Texas Gov. Rick Perry (R-TX) — who was easily reelected last week — has consistently said that he does not support enacting an Arizona-style immigration law in Texas. “I fully recognize and support a state’s right and obligation to protect its citizens, but I have concerns with portions of the law passed in Arizona and believe it would not be the right direction for Texas,” Perry said in a statement shortly after Arizona Gov. Jan Brewer (R) signed off on SB-1070.
Others have suggested that since the Latino electorate in Texas is much larger and more empowered than its counterpart in Arizona, Texas lawmakers won’t be emboldened to pursue legislation that such a large segment of voters oppose.
However, the possibility of Texas enacting an immigration law like Arizona’s is certainly not beyond the realm of possibility.
Texas Latinos may oppose an Arizona-style law, but 57 percent of Texans support it.

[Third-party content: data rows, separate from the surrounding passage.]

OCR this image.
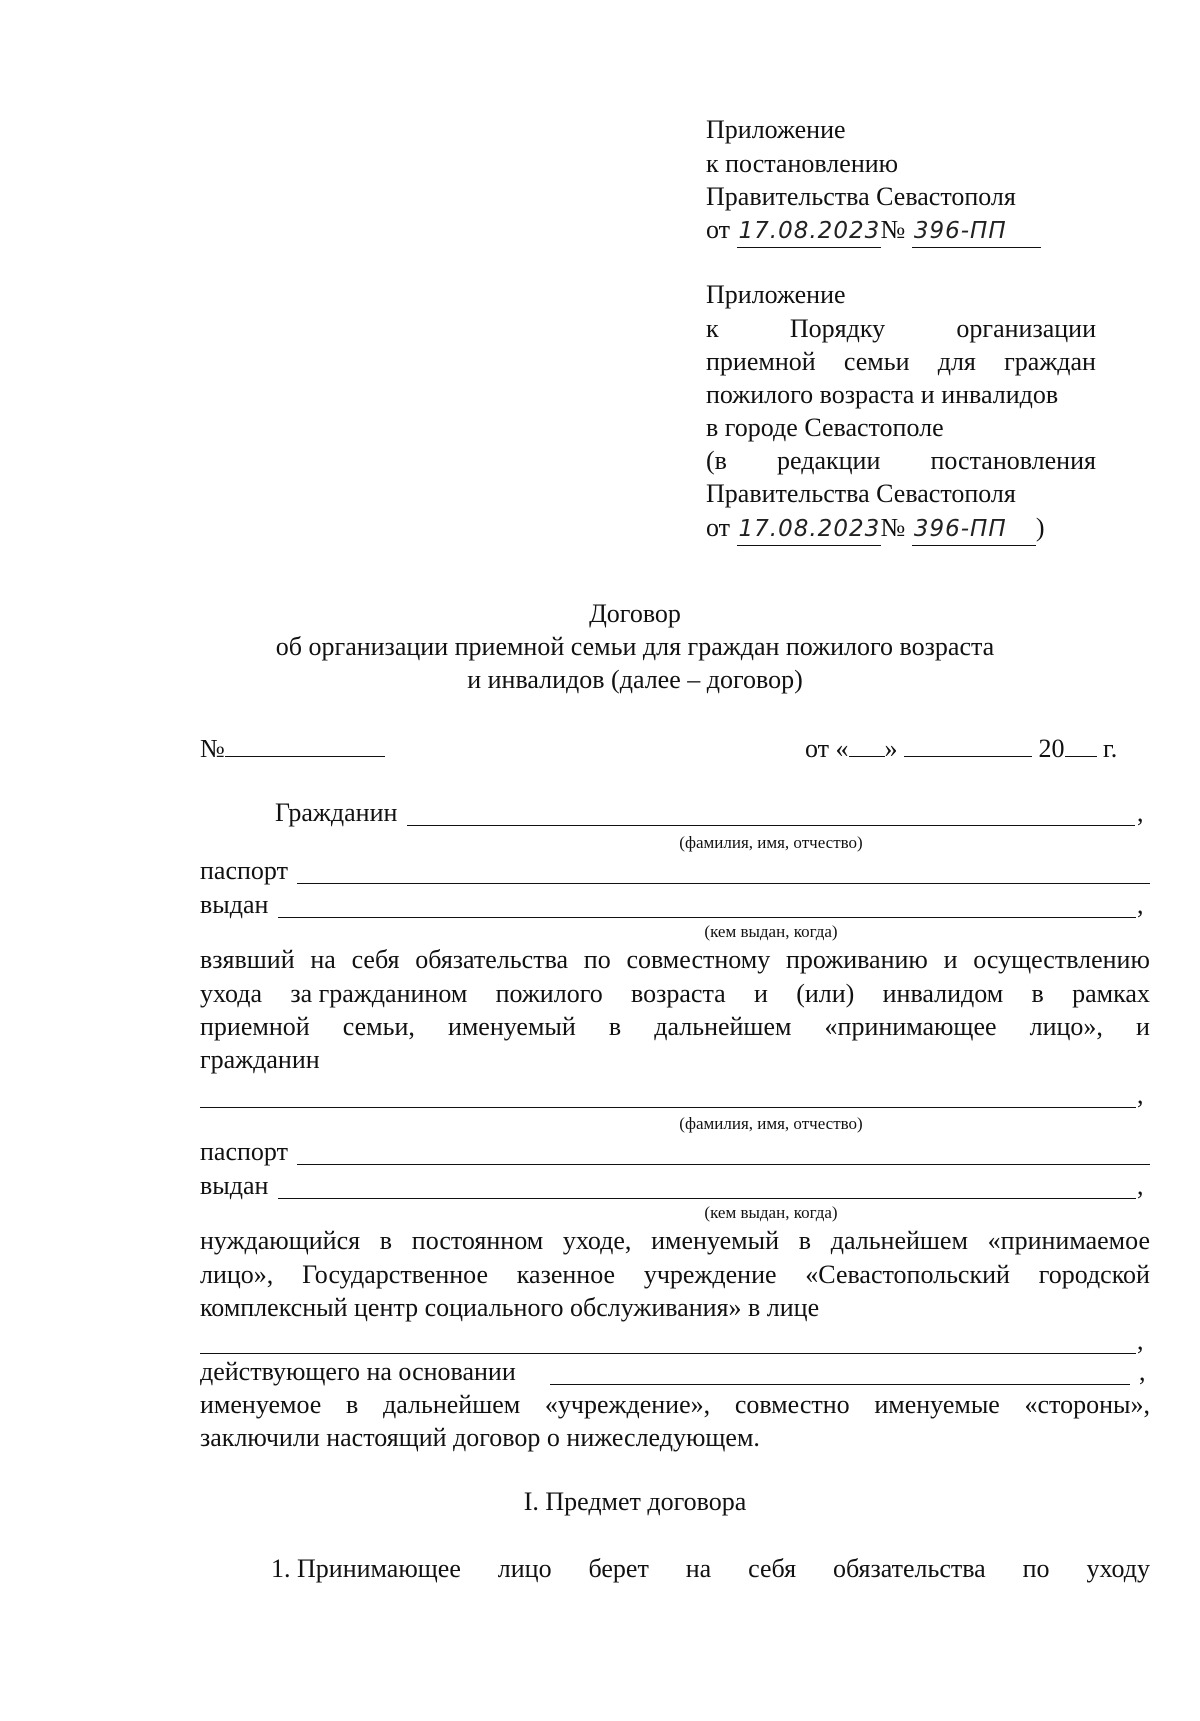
Приложение
к постановлению
Правительства Севастополя
от 17.08.2023№ 396-ПП
Приложение
к	Порядку	организации
приемной семьи для граждан
пожилого возраста и инвалидов
в городе Севастополе
(в редакции постановления
Правительства Севастополя
от 17.08.2023№ 396-ПП )
Договор
об организации приемной семьи для граждан пожилого возраста
и инвалидов (далее – договор)
№	от « »	20 г.
Гражданин	,
(фамилия, имя, отчество)
паспорт
выдан	,
(кем выдан, когда)
взявший на себя обязательства по совместному проживанию и осуществлению
ухода за гражданином пожилого возраста и (или) инвалидом в рамках
приемной семьи, именуемый в дальнейшем «принимающее лицо», и
гражданин
,
(фамилия, имя, отчество)
паспорт
выдан	,
(кем выдан, когда)
нуждающийся в постоянном уходе, именуемый в дальнейшем «принимаемое
лицо», Государственное казенное учреждение «Севастопольский городской
комплексный центр социального обслуживания» в лице
,
действующего на основании	,
именуемое в дальнейшем «учреждение», совместно именуемые «стороны»,
заключили настоящий договор о нижеследующем.
I. Предмет договора
1. Принимающее лицо берет на себя обязательства по уходу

For their part, Texas Republicans seem united in support of Riddle’s initiative. This past June, over 8,000 Republican delegates and alternates from Texas approved a GOP blueprint that prioritizes enacting Arizona-like immigration laws in their state. It doesn’t help that Texas Republicans appear to be just one seat short of a supermajority which would allow them to override vetoes and make constitutional amendments without input from the Democrats. That means just one conservative Democrat could help make Riddle’s bill law. (And those kinds of Democrats definitely exist.)